Berdasarkan catatan Badan Pusat Statistik (BPS) deflasi pada Mei 2024 sebesar 0,03 persen, semakin dalam di Juni 2024 sebesar 0,08 persen. Pada Juli 2024 memburuk 0,18 persen, kembali membaik 0,03 persen pada Agustus 2024. Bulan selanjutnya, deflasi meluncur ke posisi terdalam yakni 0,12 persen.

Peneliti Center of Reform on Economics (CORE) Indonesia, Eliza Mardian mengungkapkan, jatuhnya daya beli masyarakat Indonesia telah terjadi sejak 2023, sebelum munculnya fenomena deflasi berturut-turut. “Sebetulnya indikasi pelemahan daya beli masyarakat sudah terjadi sejak akhir 2023,” kata Eliza.

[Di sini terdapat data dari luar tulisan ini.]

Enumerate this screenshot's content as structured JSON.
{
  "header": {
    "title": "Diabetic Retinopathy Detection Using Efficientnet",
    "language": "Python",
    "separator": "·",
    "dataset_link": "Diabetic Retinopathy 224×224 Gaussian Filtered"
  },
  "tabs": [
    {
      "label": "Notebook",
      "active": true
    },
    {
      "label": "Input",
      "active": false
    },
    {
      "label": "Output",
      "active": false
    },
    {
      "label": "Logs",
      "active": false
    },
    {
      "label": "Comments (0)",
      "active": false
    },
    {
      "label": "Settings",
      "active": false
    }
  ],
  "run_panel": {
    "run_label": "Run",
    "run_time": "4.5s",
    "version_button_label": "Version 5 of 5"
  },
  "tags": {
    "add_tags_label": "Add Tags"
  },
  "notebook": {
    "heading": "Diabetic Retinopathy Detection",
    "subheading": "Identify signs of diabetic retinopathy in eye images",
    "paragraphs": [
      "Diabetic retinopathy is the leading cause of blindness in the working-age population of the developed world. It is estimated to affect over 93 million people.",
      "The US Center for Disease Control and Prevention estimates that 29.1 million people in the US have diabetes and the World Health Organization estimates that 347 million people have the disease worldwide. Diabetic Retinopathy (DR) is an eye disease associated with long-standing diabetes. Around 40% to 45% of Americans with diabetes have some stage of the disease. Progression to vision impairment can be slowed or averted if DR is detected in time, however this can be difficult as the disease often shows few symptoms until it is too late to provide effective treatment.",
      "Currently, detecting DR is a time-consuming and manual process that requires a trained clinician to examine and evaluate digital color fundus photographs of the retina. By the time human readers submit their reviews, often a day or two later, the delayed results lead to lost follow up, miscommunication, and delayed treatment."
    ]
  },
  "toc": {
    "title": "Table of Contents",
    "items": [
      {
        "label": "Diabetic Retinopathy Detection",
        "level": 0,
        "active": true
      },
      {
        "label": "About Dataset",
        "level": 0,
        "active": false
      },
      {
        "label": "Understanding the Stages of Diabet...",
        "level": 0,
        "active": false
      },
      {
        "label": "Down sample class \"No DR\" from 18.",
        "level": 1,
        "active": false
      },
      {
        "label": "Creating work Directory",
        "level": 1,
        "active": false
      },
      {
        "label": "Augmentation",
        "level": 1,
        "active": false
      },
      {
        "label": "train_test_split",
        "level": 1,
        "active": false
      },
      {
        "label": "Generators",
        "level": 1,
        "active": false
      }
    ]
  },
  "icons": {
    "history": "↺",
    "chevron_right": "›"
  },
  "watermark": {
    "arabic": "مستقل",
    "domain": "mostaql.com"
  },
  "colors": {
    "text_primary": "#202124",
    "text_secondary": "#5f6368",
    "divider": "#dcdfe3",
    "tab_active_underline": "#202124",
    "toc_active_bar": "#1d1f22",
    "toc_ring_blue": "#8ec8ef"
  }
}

Dia mengingatkan, jumlah kelas menengah di Indonesia menyusut pada tahun ini, karena banyak dari mereka yang turun kelas. Berdasarkan data Badan Pusat Statistik (BPS), jumlah kelas menengah di Indonesia pada 2019, sebanyak 57,33 juta orang. Atau setara 21,45 persen dari total penduduk.

Lalu, pada 2024 tersisa 47,85 juta orang, atau setara 17,13 persen. Artinya ada sebanyak 9,48 juta warga kelas menengah yang turun kelas menjadi rentan miskin.

Sedangkan data kelompok masyarakat kelas menengah rentan (aspiring middle class) malah naik. Pada 2019, jumlahnya 128,85 juta orang atau 48,20 persen dari total penduduk.

Pada 2024 naik menjadi 137,50 juta orang, atau 49,22 persen dari total penduduk. Kenaikannya berkisar 9 jutaan jiwa.

Demikian pula angka kelompok masyarakat rentan miskin yang ikut membengkak. Pada 2019 sebanyak 54,97 juta orang, atau 20,56 persen, membengkak 67,69 juta orang atau 24,23 persen dari total penduduk pada 2024. Kenaikannya nyaris 13 juta jiwa.